Make creamy shallot sauce
4
  • While steaks rests, reheat the same pan over medium.
  • When hot, add 1 tbsp (2 tbsp) butter, then shallots and cooking wine. Cook, stirring often, until shallots are tender and wine is absorbed, 3-4 min.
  • Sprinkle flour and chopped thyme over shallots. Stir to coat, 30 sec.
  • Add cream, Dijon and 1/2 cup (3/4 cup) water. Bring to a simmer. Cook, stirring often, until sauce thickens slightly, 3-4 min.
  • Remove from heat, then cover to keep warm.
Cook snap peas
5
  • Meanwhile, return water to a boil over high. Add snap peas to the boiling water. Cook, stirring occasionally, until tender-crisp, 1-3 min.
  • Drain snap peas and return to the same pot, off heat. Season with salt and pepper.
  • Add half the parsley and 1/2 tbsp (1 tbsp) butter. Toss to coat.
  • Cover to keep warm.
Finish and serve
6
  • Thinly slice steaks. 
  • Stir any steak resting juices into sauce.

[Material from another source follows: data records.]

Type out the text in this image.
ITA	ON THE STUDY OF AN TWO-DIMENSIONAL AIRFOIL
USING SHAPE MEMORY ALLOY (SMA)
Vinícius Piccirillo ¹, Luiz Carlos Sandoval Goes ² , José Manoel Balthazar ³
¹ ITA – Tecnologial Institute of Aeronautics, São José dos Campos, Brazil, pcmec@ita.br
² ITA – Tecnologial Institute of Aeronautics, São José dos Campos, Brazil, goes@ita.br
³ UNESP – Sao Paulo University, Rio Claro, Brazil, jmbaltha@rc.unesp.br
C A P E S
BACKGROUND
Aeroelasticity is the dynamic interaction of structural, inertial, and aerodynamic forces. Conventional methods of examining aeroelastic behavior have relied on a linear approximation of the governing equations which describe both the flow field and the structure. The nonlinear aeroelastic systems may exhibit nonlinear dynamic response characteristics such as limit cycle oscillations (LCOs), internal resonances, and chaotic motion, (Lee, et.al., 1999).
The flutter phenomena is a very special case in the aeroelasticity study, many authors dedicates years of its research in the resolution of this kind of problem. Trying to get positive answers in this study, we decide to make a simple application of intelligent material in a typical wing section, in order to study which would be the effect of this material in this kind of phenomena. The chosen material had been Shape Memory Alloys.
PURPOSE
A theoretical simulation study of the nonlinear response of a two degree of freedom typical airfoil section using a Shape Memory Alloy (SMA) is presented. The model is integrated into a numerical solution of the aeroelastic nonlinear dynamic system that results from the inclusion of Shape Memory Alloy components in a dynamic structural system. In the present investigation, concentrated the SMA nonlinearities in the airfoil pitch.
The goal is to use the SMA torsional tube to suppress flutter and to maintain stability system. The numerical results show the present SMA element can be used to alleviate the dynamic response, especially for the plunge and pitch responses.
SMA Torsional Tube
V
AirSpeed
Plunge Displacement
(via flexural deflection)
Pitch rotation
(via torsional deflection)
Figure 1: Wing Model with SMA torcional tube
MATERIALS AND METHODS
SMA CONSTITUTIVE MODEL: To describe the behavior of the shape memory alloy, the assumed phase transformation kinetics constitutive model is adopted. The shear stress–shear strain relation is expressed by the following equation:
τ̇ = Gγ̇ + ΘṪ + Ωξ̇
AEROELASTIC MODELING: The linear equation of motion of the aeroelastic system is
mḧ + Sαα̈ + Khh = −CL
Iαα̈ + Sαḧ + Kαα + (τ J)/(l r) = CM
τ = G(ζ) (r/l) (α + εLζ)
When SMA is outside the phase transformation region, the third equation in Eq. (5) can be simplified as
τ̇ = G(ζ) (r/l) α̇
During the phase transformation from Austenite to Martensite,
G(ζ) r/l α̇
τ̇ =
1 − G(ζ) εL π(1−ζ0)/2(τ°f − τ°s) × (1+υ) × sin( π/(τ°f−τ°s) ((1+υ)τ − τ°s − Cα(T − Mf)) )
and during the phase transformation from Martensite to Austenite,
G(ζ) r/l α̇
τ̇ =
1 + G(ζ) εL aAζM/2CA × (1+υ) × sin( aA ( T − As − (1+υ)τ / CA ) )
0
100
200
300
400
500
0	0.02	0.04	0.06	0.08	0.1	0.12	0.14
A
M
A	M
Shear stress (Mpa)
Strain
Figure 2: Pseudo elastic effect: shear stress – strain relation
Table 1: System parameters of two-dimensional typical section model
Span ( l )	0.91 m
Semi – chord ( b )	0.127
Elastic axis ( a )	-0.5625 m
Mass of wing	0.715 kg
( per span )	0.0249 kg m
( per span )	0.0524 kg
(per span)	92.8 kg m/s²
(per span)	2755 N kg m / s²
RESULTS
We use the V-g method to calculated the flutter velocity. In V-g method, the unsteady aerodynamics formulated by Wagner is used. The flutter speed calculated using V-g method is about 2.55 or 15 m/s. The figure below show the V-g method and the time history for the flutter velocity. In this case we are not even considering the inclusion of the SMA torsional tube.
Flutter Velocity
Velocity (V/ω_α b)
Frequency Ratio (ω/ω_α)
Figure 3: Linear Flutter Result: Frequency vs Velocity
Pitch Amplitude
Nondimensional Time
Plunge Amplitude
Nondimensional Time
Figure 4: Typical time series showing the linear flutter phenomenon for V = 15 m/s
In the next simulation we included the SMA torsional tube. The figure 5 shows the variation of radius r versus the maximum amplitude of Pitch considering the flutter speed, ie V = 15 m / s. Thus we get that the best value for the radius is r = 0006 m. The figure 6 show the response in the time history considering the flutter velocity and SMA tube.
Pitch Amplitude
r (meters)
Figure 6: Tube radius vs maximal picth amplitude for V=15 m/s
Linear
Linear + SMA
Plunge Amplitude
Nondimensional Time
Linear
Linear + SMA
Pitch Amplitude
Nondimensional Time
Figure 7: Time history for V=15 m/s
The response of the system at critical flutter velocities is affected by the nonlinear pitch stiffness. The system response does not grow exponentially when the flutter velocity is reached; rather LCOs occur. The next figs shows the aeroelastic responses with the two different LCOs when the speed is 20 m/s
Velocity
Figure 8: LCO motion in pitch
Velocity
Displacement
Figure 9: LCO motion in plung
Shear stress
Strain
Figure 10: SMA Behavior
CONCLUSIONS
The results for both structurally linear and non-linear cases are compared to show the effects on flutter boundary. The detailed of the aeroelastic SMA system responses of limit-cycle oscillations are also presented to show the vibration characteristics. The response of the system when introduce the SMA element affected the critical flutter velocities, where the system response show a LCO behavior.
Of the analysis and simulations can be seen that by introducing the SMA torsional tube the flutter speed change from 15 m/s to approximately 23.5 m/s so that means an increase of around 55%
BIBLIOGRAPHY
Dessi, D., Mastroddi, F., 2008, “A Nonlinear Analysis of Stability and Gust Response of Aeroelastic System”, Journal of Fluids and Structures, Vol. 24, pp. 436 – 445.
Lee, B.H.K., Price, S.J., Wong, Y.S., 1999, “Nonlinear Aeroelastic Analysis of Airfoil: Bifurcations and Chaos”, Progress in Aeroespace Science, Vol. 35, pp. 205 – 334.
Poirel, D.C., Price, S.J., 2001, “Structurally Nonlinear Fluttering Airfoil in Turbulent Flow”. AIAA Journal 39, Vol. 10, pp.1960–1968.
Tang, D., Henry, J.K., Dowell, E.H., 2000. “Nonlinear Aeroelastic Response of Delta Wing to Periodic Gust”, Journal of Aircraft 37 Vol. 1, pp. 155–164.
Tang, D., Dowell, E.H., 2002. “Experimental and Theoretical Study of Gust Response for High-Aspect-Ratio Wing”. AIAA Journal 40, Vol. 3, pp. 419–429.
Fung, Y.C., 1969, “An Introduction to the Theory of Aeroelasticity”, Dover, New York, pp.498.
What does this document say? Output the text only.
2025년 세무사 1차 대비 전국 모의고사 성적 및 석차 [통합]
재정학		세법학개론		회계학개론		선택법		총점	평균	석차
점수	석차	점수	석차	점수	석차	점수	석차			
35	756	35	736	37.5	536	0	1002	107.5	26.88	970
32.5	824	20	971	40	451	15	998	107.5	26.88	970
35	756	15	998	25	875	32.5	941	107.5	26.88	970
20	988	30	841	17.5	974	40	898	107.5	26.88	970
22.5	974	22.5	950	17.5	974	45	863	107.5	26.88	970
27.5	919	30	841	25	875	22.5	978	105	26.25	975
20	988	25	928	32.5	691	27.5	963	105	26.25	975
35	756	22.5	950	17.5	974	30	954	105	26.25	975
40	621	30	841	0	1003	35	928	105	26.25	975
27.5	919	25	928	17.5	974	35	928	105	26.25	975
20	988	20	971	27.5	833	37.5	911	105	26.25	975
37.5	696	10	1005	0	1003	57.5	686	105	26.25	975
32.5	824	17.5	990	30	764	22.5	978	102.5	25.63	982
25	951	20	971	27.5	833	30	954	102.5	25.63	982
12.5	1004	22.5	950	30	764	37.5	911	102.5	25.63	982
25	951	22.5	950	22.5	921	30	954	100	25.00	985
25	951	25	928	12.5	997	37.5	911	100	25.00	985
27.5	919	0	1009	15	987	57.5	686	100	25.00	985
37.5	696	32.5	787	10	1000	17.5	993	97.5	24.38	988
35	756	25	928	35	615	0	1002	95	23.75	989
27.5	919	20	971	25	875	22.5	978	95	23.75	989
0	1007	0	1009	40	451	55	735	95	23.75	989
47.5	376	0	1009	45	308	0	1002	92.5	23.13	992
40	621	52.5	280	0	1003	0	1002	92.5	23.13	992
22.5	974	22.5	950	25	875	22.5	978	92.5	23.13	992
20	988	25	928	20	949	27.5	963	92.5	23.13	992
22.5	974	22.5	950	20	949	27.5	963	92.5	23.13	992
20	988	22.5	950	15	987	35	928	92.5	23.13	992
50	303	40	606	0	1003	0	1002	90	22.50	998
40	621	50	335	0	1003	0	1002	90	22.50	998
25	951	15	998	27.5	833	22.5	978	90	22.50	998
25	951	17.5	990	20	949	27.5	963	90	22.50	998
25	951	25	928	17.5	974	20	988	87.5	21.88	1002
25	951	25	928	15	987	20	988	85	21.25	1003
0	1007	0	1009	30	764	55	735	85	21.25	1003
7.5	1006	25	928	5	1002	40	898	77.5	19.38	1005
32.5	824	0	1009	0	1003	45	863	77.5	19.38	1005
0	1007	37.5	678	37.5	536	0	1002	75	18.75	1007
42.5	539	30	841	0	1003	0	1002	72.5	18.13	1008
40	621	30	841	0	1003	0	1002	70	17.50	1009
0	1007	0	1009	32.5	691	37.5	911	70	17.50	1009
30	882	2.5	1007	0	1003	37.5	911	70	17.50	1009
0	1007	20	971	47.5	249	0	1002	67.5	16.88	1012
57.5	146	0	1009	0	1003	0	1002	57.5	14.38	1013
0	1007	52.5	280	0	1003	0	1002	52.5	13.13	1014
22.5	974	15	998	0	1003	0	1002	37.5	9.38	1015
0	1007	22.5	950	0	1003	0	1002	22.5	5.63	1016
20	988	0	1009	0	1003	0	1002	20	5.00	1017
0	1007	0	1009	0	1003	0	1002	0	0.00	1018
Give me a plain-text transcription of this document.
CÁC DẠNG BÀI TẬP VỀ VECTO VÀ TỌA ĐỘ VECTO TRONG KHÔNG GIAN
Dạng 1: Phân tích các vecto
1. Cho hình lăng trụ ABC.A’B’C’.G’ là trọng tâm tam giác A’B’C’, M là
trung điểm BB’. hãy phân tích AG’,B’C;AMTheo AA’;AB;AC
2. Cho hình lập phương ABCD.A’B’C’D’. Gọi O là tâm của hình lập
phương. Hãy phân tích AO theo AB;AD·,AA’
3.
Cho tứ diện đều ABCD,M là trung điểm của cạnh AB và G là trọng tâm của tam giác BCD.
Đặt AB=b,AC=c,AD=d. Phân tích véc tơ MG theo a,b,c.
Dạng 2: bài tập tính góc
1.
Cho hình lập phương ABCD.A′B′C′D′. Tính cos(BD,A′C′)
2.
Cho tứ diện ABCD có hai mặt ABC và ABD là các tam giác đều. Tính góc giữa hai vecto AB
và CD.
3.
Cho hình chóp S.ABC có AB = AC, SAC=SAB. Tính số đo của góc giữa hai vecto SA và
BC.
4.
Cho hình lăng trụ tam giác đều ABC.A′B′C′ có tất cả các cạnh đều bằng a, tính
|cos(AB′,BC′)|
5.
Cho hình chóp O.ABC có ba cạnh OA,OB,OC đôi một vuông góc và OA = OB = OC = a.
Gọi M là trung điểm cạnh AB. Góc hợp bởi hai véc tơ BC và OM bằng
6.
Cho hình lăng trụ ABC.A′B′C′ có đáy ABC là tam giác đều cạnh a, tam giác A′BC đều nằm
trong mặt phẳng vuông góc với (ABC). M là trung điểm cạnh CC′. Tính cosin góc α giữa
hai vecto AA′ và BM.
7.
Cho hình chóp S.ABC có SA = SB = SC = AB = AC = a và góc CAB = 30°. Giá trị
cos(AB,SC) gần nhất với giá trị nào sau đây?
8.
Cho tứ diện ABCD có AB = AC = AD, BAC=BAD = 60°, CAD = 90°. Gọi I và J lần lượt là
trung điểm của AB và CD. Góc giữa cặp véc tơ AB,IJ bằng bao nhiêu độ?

Season with salt and pepper, to taste.
  • Sprinkle remaining parsley over potatoes, then toss to coat.
  • Divide steak, potatoes and snap peas between plates.
  • Spoon creamy shallot sauce over steak.
7

If you've opted for top sirloin steaks, cook in the same way the recipe instructs you to cook the striploin steak.